Um exemplo clássico são mães que não trabalham porque não têm com quem deixar seus filhos, além de outras necessidades. Temos uma ampla rede com os Cras, que podem fazer esse papel perfeitamente.
Mas, para isso, a gente depende de um Estado que converse com essas pessoas, que conheça e forneça o que elas precisam. Seja o Bolsa Família, creches, centro-dia para cuidar de idosos. Mas não temos ideia do que os mais pobres precisam.
Em outubro de 2020, identificamos que tínhamos cerca de 13 milhões de desempregados e mais uns 12 milhões que saíram da população economicamente ativa. Isso dá mais ou menos 25 milhões de pessoas. Mas fornecemos auxílio emergencial a cerca de 70 milhões.
Num primeiro momento, talvez tenha sido uma boa ideia socorrer todo mundo, para que ninguém passasse necessidade. Mas um ano se passou e fizemos uma nova rodada do auxílio [embora menor]. Nesse período, não conversamos com essas pessoas.

P. – Isso não poderia ser feito minimamente por meio do Bolsa Família?
LMM –
O Bolsa Família é um programa muito bom, com volume de quase R$ 35 bilhões anuais. Mas com o auxílio emergencial gastamos cerca de R$ 300 bilhões. Foram dez anos de Bolsa Família e acessando todo mundo. E muita gente não precisava dos recursos.
O problema do Bolsa Família é que não está acoplado a um programa de inclusão produtiva, para que a pessoa se torne autônoma. É auxílio de socorro, mas que não vem com apoio para que a pessoa deixe de depender dele no futuro. O Chile Solidário, por exemplo, tem essa característica.
Os R$ 35 bilhões do Bolsa Família também são um valor muito pequeno [equivalente a menos de 0,5% do PIB]. Isso é muito menos do que os 25% do PIB que usamos em todos os nossos programas sociais. Temos muitos outros. Como o abono salarial, auxílio-creche, auxílio-leite.

Não seria melhor mapear todos esses benefícios sociais que pagamos e focalizá-los? Pois o Bolsa Família em si é muito pequeno se comparado ao restante. Temos um mar de programas espalhados e sem foco, um pouco bagunçados. Seria muito bem-vinda uma rediscussão de tudo isso.

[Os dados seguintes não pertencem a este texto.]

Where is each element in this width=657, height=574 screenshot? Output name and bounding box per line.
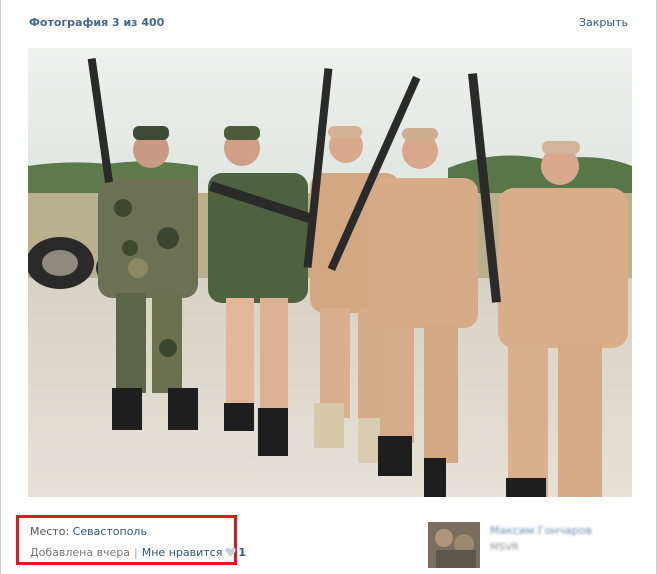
photo-counter-title: Фотография 3 из 400 xyxy=(29,16,165,29)
added-date: Добавлена вчера xyxy=(30,546,131,559)
photo-info-highlight: Место: Севастополь Добавлена вчера | Мне н… xyxy=(16,515,246,565)
place-link[interactable]: Севастополь xyxy=(73,525,147,538)
place-label: Место: xyxy=(30,525,70,538)
heart-icon[interactable] xyxy=(225,547,237,560)
like-count: 1 xyxy=(238,546,246,559)
author-name[interactable]: Максим Гончаров xyxy=(490,524,592,537)
author-subtitle: MSVR xyxy=(490,542,519,553)
place-line: Место: Севастополь xyxy=(30,525,147,538)
close-link[interactable]: Закрыть xyxy=(579,16,628,29)
author-avatar[interactable] xyxy=(428,522,480,568)
photo-image xyxy=(28,48,632,497)
photo-viewer: Фотография 3 из 400 Закрыть Место: Севас… xyxy=(0,0,657,574)
added-line: Добавлена вчера | Мне нравится 1 xyxy=(30,546,246,560)
author-block[interactable]: Максим Гончаров MSVR xyxy=(428,522,628,568)
separator: | xyxy=(134,546,138,559)
main-photo[interactable] xyxy=(28,48,632,497)
like-link[interactable]: Мне нравится xyxy=(142,546,223,559)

P. – Em que sentido deveríamos encaminhar essa discussão?
LMM –
Todas as sociedades tem crianças e jovens, adultos e idosos. Crianças e idosos tipicamente não geram renda para seu sustento. O papel do Estado é taxar os trabalhadores adultos e garantir que todos tenham uma renda mais ou menos uniforme.
Muito preocupada com isso, a ONU criou o National Transfers Account, que estuda como os países vêm alocando seus impostos para diferentes idades. E o Brasil é o único país estudado pela ONU e pela Cepal [Comissão Econômica para a América Latina e o Caribe] em que para cada R$ 1 alocado em suas crianças, há R$ 6 ou R$ 7 destinados a idosos [sobretudo via Previdência].

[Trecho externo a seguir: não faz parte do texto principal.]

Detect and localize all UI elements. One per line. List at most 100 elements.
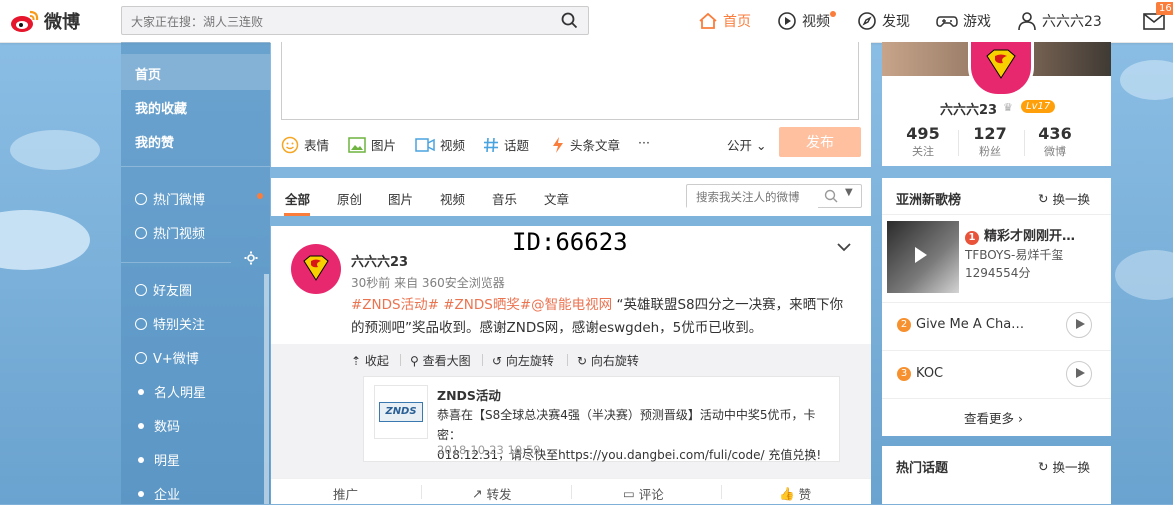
rotate-left-icon: ↺ (492, 353, 503, 368)
play-icon (915, 247, 927, 263)
nav-video[interactable]: 视频 (777, 10, 830, 32)
song-artist[interactable]: TFBOYS-易烊千玺 (965, 246, 1063, 263)
profile-card: 六六六23 ♛ Lv17 495 关注 127 粉丝 436 微博 (882, 42, 1111, 166)
sidebar-item-digital[interactable]: 数码 (135, 416, 180, 435)
nav-games[interactable]: 游戏 (936, 10, 991, 32)
circle-icon (135, 283, 147, 296)
divider (421, 485, 422, 499)
sidebar-item-vplus[interactable]: V+微博 (135, 348, 199, 367)
tab-all[interactable]: 全部 (285, 189, 310, 208)
post-hashtags[interactable]: #ZNDS活动# #ZNDS晒奖#@智能电视网 (351, 297, 612, 313)
gamepad-icon (936, 16, 958, 27)
sidebar-item-celebrities[interactable]: 名人明星 (135, 382, 206, 401)
collapse-button[interactable]: ⇡ 收起 (351, 352, 389, 369)
tab-videos[interactable]: 视频 (440, 189, 465, 208)
avatar[interactable] (291, 244, 341, 294)
rotate-left-button[interactable]: ↺ 向左旋转 (492, 352, 554, 369)
tool-topic[interactable]: 话题 (483, 135, 529, 154)
nav-user[interactable]: 六六六23 (1017, 10, 1102, 32)
divider (882, 398, 1111, 399)
sidebar-item-hot-weibo[interactable]: 热门微博 (135, 189, 205, 208)
background-cloud (10, 130, 100, 170)
level-badge[interactable]: Lv17 (1021, 100, 1056, 113)
tab-images[interactable]: 图片 (388, 189, 413, 208)
tab-original[interactable]: 原创 (337, 189, 362, 208)
v-circle-icon (135, 351, 147, 364)
stat-posts[interactable]: 436 微博 (1022, 124, 1088, 159)
rotate-right-button[interactable]: ↻ 向右旋转 (577, 352, 639, 369)
sidebar-item-label: 我的收藏 (135, 102, 188, 117)
sidebar-item-label: 好友圈 (153, 284, 193, 299)
caret-down-icon[interactable]: ▼ (845, 187, 853, 198)
sidebar-item-label: 明星 (154, 454, 181, 469)
nav-home[interactable]: 首页 (698, 10, 751, 32)
stat-following[interactable]: 495 关注 (890, 124, 956, 159)
sidebar-item-stars[interactable]: 明星 (135, 450, 180, 469)
gear-icon[interactable] (244, 251, 258, 265)
see-more-link[interactable]: 查看更多 › (964, 408, 1023, 427)
search-icon[interactable] (561, 12, 578, 29)
sidebar-item-hot-video[interactable]: 热门视频 (135, 223, 205, 242)
sidebar-item-enterprise[interactable]: 企业 (135, 484, 180, 503)
sidebar-item-friends[interactable]: 好友圈 (135, 280, 192, 299)
play-button[interactable] (1066, 312, 1092, 338)
refresh-button[interactable]: ↻ 换一换 (1038, 457, 1090, 476)
vip-badge-icon[interactable]: ♛ (1003, 101, 1013, 114)
visibility-select[interactable]: 公开 ⌄ (727, 135, 766, 154)
tool-label: 表情 (304, 138, 330, 153)
sidebar-item-home[interactable]: 首页 (135, 64, 161, 83)
publish-button[interactable]: 发布 (779, 127, 861, 157)
like-button[interactable]: 👍 赞 (779, 484, 811, 503)
promote-button[interactable]: 推广 (333, 484, 358, 503)
tool-video[interactable]: 视频 (415, 135, 465, 154)
rank-badge: 1 (965, 231, 979, 245)
logo-text: 微博 (44, 12, 80, 33)
stat-followers[interactable]: 127 粉丝 (957, 124, 1023, 159)
action-label: 赞 (798, 487, 812, 502)
song-title[interactable]: 1 精彩才刚刚开… (965, 225, 1105, 245)
shared-link-card[interactable]: ZNDS ZNDS活动 恭喜在【S8全球总决赛4强（半决赛）预测晋级】活动中中奖… (363, 376, 840, 462)
tool-image[interactable]: 图片 (348, 135, 396, 154)
song-item[interactable]: 2 Give Me A Cha… (897, 317, 1024, 332)
stat-label: 粉丝 (979, 145, 1001, 158)
tool-emoji[interactable]: 表情 (281, 135, 329, 154)
tool-more[interactable]: ··· (638, 135, 650, 150)
share-title[interactable]: ZNDS活动 (437, 385, 501, 404)
media-tool-label: 向左旋转 (505, 354, 554, 368)
nav-discover[interactable]: 发现 (857, 10, 910, 32)
song-cover[interactable] (887, 221, 959, 293)
comment-button[interactable]: ▭ 评论 (623, 484, 664, 503)
lightning-icon (553, 136, 563, 153)
repost-button[interactable]: ↗ 转发 (472, 484, 511, 503)
sidebar-divider (121, 262, 231, 263)
chevron-down-icon[interactable] (836, 242, 852, 252)
refresh-icon: ↻ (1038, 191, 1049, 206)
tab-music[interactable]: 音乐 (492, 189, 517, 208)
profile-avatar[interactable] (968, 42, 1034, 97)
play-button[interactable] (1066, 361, 1092, 387)
search-input[interactable] (122, 7, 553, 36)
share-link[interactable]: https://you.dangbei.com/fuli/code/ (558, 448, 764, 462)
view-large-button[interactable]: ⚲ 查看大图 (410, 352, 471, 369)
composer-textarea[interactable] (281, 42, 859, 120)
post-username[interactable]: 六六六23 (351, 251, 408, 270)
song-item[interactable]: 3 KOC (897, 366, 943, 381)
sidebar-item-favorites[interactable]: 我的收藏 (135, 98, 187, 117)
sidebar-item-special[interactable]: 特别关注 (135, 314, 205, 333)
sidebar-scrollbar[interactable] (264, 274, 269, 504)
sidebar-item-likes[interactable]: 我的赞 (135, 132, 174, 151)
weibo-logo[interactable]: 微博 (10, 6, 90, 36)
feed-post: ID:66623 六六六23 30秒前 来自 360安全浏览器 #ZNDS活动#… (271, 226, 871, 504)
rank-badge: 3 (897, 366, 911, 381)
feed-search-input[interactable] (687, 186, 818, 208)
search-icon[interactable] (824, 189, 838, 203)
bullet-icon (138, 490, 144, 497)
tool-article[interactable]: 头条文章 (551, 135, 620, 154)
tab-articles[interactable]: 文章 (544, 189, 569, 208)
refresh-button[interactable]: ↻ 换一换 (1038, 189, 1090, 208)
nav-user-label: 六六六23 (1042, 14, 1102, 30)
znds-logo: ZNDS (379, 402, 423, 422)
sidebar-item-label: 热门视频 (153, 227, 206, 242)
sidebar-item-label: 企业 (154, 488, 181, 503)
profile-name[interactable]: 六六六23 (940, 99, 997, 118)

O próximo país que faz uma alocação desproporcional é o Peru, de R$ 1 para R$ 4. No Japão, a proporção é de R$ 1 para as crianças e R$ 3 para os idosos.

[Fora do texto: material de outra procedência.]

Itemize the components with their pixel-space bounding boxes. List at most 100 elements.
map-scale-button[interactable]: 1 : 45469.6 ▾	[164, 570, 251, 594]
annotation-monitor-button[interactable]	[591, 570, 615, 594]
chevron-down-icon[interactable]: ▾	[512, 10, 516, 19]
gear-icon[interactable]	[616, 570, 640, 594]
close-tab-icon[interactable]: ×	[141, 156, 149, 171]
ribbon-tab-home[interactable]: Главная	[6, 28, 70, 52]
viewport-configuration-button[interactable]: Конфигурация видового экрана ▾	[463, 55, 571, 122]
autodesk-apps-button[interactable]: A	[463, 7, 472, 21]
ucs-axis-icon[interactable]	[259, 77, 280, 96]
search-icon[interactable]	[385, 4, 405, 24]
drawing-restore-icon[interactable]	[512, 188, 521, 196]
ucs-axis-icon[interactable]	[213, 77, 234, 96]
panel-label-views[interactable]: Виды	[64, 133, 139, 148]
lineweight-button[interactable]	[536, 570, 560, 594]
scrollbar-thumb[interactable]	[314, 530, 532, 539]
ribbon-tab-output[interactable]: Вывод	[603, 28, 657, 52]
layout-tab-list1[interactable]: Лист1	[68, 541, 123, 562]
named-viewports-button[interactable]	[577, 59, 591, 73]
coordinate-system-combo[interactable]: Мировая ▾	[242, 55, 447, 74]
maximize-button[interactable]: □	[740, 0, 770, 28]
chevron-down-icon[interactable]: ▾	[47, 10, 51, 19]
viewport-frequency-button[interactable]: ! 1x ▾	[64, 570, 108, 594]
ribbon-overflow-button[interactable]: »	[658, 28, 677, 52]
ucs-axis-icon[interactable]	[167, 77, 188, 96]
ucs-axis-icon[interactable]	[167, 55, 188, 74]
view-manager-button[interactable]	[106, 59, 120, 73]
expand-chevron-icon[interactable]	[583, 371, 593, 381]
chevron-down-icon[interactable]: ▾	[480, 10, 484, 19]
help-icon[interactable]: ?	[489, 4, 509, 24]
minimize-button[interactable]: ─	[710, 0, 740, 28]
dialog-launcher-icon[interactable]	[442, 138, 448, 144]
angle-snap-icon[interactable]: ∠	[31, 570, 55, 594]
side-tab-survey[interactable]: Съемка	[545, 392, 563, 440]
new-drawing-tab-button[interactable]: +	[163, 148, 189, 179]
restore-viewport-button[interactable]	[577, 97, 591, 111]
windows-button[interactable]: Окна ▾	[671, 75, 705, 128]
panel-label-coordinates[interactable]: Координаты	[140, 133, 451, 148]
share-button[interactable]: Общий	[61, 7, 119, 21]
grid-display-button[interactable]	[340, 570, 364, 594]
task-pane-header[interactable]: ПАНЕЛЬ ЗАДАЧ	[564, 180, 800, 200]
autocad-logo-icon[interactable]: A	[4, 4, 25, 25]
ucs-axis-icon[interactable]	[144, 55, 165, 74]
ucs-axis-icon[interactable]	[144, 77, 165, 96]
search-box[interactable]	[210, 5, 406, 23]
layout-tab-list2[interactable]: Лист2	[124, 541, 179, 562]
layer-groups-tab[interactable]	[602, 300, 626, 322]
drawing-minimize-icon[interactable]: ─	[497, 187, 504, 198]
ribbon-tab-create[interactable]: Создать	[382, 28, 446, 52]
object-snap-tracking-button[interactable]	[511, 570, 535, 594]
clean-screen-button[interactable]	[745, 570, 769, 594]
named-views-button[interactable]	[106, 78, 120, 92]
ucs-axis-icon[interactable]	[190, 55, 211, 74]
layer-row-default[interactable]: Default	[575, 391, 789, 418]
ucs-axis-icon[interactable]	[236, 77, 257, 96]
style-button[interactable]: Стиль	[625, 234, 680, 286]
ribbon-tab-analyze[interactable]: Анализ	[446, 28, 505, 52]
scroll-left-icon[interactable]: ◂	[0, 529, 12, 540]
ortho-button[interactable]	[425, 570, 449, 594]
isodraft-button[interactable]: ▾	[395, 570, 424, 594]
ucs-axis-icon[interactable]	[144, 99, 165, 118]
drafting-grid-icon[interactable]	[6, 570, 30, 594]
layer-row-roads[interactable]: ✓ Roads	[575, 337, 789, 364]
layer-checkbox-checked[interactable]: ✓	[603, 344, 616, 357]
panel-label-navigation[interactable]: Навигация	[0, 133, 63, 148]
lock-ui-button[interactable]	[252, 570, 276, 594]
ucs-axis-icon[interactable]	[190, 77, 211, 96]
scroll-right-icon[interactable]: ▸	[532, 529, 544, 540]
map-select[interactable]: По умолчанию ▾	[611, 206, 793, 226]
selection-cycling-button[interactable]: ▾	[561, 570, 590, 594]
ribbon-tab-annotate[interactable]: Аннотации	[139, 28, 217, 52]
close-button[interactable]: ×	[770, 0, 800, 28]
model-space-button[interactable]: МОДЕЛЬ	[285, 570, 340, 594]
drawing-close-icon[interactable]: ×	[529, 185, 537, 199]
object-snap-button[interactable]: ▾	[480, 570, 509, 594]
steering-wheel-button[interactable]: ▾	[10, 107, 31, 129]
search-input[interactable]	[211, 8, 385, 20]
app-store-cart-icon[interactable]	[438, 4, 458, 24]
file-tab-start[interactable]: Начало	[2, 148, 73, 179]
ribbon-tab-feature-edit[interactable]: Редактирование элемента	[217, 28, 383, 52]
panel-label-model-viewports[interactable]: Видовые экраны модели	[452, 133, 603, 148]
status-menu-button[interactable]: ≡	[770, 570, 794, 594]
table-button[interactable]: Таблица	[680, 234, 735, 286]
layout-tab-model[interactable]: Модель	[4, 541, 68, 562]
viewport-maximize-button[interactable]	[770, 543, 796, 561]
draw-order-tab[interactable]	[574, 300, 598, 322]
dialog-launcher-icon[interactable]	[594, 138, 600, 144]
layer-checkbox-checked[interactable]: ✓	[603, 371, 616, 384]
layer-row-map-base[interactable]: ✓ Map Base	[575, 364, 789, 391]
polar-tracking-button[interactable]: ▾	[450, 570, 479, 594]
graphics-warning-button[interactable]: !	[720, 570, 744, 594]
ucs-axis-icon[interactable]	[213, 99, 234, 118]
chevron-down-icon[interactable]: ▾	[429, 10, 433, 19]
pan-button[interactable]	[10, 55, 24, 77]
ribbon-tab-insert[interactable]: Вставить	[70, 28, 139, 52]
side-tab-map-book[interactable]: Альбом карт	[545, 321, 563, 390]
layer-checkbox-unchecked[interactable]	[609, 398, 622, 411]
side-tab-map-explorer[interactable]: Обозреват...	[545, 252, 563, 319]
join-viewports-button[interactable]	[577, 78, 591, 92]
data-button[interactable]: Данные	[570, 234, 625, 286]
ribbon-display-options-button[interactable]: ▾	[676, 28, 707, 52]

O argumento de que criança é mais “baratinho” que idoso não se sustenta na experiência de outros países. Seria muito bem-vindo um debate em nossa sociedade sobre esse desequilíbrio. Sabemos que idosos votam, e crianças, não. Mas precisamos discutir questões como essa.
Estamos mais cientes, por exemplo, de nosso problema com o racismo e a desigualdade de gênero. Não sei se sabemos tanto sobre os nossos problemas intergeracionais. Não discutimos isso, e a diferença entre o que gastamos com crianças e idosos deveria ser analisada.
A sociedade só vai combater um problema quando ela reconhecer sua existência. Como sociedade, me parece que queremos evoluir e ser mais igualitários. Mas isso depende de termos consciência plena do problema. A questão intergeracional não está presente no debate.